Quattro giornate dalla fine possono sembrare poche come ancora una eternità. Non ditelo però a chi sta correndo a più non posso e non vuole più scivolare, perché una nuova caduta, a questo punto, potrebbe essere determinante.

Il campionato è al rush finale e il Siracusa, a detta di Gaspare Cacciola, cercherà di non guardare più in casa d'altri: “Anche se stavolta scenderemo in campo conoscendo già il risultato delle nostre dirette antagoniste - ha detto il tecnico azzurro - perché Igea e Taormina giocheranno in anticipo. Può condizionare o meno? Non lo so, non credo, perché la sostanza non cambia, visto che dovremo sempre vincere e poi tirare le somme il 16 aprile. Lo abbiamo detto e lo ribadiamo. In questo senso è stata molto importante la risposta della squadra contro il Milazzo, perché il ko con l'Igea avrebbe potuto lasciare delle scorie e lo svantaggio iniziale idem, ma questa squadra ha un grande carattere e la testa giusta per questo finale di campionato”. Il Siracusa sarà di scena domani alle 16 ad Acicatena, campo in terra battuta non semplice e con due assenze per squalifica: Fratantonio e Montagno.

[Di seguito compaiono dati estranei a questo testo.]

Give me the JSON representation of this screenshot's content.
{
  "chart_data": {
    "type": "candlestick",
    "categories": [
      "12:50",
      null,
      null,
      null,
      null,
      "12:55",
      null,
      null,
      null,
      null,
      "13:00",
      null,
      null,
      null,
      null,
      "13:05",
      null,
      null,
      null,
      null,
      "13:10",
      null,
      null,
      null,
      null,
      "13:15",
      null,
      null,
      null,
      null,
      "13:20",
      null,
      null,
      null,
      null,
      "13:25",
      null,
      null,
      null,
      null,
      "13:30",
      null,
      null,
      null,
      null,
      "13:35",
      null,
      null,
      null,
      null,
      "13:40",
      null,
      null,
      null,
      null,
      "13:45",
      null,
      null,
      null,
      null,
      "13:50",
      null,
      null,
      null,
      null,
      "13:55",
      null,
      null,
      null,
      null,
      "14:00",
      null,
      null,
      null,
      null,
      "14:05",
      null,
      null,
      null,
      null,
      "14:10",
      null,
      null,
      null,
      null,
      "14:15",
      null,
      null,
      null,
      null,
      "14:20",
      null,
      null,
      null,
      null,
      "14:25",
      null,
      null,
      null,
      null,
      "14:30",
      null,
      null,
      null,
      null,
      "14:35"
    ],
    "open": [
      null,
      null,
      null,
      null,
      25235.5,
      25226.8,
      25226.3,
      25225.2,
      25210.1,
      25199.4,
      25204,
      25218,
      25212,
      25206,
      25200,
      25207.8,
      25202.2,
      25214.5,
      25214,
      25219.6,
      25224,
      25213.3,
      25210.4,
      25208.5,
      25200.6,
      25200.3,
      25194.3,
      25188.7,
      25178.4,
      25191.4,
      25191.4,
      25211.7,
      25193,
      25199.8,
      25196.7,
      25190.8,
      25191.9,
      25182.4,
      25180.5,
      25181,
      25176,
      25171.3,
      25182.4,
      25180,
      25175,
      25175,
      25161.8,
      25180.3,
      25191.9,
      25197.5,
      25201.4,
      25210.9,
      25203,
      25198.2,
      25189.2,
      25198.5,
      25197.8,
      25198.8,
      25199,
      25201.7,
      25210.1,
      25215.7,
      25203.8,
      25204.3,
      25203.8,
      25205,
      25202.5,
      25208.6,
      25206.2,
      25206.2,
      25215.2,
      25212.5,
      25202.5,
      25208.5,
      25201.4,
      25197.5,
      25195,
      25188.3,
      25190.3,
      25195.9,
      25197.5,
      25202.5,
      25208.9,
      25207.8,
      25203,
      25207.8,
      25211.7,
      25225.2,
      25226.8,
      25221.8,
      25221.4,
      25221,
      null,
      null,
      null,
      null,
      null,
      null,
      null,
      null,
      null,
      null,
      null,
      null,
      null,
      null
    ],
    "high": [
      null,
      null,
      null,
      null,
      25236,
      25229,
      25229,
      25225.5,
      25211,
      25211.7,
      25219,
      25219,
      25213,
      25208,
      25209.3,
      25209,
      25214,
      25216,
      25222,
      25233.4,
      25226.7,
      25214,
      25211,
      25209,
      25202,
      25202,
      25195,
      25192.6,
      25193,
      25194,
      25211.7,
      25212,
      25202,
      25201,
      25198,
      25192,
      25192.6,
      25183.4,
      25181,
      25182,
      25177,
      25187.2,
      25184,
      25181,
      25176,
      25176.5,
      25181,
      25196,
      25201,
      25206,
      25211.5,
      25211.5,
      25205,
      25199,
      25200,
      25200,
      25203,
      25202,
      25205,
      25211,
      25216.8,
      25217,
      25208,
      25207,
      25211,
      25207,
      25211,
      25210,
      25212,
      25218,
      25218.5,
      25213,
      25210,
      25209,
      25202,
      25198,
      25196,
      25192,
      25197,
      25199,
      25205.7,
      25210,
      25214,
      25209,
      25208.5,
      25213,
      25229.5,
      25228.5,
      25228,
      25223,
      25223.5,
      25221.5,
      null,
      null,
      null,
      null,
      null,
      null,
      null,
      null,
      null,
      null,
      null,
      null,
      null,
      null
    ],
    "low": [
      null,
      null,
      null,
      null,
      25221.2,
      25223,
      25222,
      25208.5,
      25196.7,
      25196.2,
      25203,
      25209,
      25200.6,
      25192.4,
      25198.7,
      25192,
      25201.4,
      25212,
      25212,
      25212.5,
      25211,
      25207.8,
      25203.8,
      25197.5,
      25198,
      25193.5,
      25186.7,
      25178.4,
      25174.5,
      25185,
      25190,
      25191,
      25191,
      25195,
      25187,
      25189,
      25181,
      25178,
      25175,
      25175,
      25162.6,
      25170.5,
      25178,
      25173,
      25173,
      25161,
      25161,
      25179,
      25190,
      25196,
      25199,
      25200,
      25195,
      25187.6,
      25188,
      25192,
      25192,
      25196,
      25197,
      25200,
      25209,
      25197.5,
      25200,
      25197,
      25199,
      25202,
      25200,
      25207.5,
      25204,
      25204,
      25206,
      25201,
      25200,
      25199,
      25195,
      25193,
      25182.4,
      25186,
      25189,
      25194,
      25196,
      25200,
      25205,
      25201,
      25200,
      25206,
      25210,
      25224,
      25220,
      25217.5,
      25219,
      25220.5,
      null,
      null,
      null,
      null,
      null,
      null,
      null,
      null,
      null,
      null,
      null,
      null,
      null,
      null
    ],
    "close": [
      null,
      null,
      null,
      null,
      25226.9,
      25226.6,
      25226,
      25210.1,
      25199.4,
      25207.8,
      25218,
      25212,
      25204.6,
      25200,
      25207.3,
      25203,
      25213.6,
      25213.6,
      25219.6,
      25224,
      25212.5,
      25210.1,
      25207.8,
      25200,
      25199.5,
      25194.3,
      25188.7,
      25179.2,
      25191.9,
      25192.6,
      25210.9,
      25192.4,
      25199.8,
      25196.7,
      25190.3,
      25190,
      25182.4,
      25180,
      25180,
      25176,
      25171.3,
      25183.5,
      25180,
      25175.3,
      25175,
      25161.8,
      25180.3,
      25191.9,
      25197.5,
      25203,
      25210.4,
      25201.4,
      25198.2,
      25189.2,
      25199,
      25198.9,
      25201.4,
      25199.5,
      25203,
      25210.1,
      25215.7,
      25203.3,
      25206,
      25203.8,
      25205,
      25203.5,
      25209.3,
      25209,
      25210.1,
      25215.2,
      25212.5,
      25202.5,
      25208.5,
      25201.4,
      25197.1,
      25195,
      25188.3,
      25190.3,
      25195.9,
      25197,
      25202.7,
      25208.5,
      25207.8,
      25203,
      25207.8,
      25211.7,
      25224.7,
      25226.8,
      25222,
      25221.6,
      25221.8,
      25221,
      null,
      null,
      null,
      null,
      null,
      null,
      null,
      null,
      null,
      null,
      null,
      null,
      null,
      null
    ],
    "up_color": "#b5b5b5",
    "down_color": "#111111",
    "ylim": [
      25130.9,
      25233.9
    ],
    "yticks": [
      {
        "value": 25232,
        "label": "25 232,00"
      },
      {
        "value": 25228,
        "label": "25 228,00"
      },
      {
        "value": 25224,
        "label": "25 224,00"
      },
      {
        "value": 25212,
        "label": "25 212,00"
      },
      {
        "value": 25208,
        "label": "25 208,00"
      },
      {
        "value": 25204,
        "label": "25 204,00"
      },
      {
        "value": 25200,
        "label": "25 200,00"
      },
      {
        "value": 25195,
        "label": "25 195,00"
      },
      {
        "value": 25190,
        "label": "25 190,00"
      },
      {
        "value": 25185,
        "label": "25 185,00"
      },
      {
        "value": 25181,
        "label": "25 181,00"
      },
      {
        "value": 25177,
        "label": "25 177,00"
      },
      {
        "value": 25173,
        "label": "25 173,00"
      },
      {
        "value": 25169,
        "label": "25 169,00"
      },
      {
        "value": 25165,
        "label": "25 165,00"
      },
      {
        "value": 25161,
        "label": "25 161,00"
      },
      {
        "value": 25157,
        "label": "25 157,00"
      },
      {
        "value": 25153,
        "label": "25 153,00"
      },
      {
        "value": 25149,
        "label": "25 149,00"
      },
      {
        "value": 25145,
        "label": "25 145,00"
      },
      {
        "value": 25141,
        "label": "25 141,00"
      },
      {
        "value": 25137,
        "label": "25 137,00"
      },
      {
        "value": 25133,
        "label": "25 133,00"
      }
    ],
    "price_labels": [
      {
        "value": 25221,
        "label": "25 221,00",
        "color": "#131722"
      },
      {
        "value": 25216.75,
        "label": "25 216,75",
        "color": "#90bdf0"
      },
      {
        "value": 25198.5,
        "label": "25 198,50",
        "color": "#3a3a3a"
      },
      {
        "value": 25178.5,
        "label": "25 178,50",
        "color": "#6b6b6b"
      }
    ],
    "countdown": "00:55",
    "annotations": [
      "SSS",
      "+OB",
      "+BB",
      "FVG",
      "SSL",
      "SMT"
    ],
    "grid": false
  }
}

Se avranno la testa giusta anche Palazzolo e Leonzio lo sapremo domani pomeriggio, nel derby dello “Scrofani Salustro” fra gli iblei che devono salvarsi e i bianconeri che cercheranno di ipotecare i play off. Sarà una sfida che sfuggirà a qualsiasi pronostico perché a questo punto della stagione conteranno più le motivazioni di qualsiasi altro aspetto tecnico-tattico: il Palazzolo ha reagito bene dopo il ko interno col Milazzo, andando a vincere a Rocca di Caprileone, la Leonzio ha superato uno scoglio duro come lo Jonica, riprendendosi il quarto posto che Carbonaro e compagni avevano perso la settimana precedente dopo il ko di Modica.